Llevo escondida en mi yo más interior, una caja de música, como aquellas antiguas de madera pulida que, al abrirse, dejaban escapar los pasos inquietos de una bailarina. Silbidos atravesándome las esquinas, que, esta noche, se han abierto para ti sobre el creciente de la luna; pero no me preguntes cómo ni hasta cuando, porque yo no entiendo de cerraduras.
Primero brotó un tintineo, una risa de agua trenzándose en hilos, de un niño que mira embobado las maniobras marineras de las hojas y las flores.
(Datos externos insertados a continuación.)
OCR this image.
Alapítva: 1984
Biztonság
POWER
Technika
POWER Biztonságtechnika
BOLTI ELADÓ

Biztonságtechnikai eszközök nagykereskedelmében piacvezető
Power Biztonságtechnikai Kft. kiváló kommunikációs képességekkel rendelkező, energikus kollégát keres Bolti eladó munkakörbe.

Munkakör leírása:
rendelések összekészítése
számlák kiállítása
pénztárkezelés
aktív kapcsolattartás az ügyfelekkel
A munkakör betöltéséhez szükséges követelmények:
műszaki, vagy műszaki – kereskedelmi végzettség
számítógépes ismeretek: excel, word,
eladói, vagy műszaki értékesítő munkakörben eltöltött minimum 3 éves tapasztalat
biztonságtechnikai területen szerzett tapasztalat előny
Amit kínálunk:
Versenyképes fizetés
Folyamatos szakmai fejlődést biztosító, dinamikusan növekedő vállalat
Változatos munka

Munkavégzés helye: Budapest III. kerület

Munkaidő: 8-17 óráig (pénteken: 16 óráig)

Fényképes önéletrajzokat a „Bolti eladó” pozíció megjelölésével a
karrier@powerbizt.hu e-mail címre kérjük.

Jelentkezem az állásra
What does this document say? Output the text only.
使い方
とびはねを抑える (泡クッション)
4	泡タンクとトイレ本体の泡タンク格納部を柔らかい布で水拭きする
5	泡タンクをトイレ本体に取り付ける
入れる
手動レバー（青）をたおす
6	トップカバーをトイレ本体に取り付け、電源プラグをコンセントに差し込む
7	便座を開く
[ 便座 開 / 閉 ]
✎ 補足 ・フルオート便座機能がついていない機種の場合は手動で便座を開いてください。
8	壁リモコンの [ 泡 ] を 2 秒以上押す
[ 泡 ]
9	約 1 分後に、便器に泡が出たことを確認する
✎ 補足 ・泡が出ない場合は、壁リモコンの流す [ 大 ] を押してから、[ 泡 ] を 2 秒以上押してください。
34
Más tarde, escuché un repique de abalorios desvestidos entre temblores, que dieron paso al chasquido redondo de ojos entornados, vencedores de todos los sueños, esperando recibir el timbre de mis manos.
Seguro que puedes oír cómo suena ahora, en este momento, el estruendo de los besos que no di. Que se mezcla con alborotos de piel desnuda, con escándalos jadeados bajo la luna y con el cascabeleo de aquellas bocas, tan lejanas, confundiéndose en besos de uno en uno y estrellándolos contra la madrugada.
Si prestas atención, distinguirás también el sonsonete de esa sonrisa que taladra desde una cuna, mientras la duerme una canción y me repica el corazón por la aorta abajo. Y el fragor de unos primeros pasos y campaneos de risa y monotonía de llantos. Y tañendo mi vida, desde el ras del suelo, la resonancia infinita de las sílabas más simples en los labios más tiernos.
Acércate un poco más, que ha empezado el bullicio de murmullos cruzados entre los labios que bebieron mi nombre y los nombres que emborracharon mis labios. El rumor de cascada que el agua del ayer me dejó en el alfeizar de la ventana. La algarabía de caricias, improvisadas en aquel abrazo. El sonsonete infantil de mis dedos cuando juegan con los dedos de otras manos…
¡Quién sabe! Ahora que ya la has abierto para sacar, podría ser, no tiene tanto de locura, que en esta caja que no se abre con clave de sol sino con llave de luna, puedas encontrar la ocasión, si lo decide el azar, para meter en ella tu voz y dejar que me acompañe su música.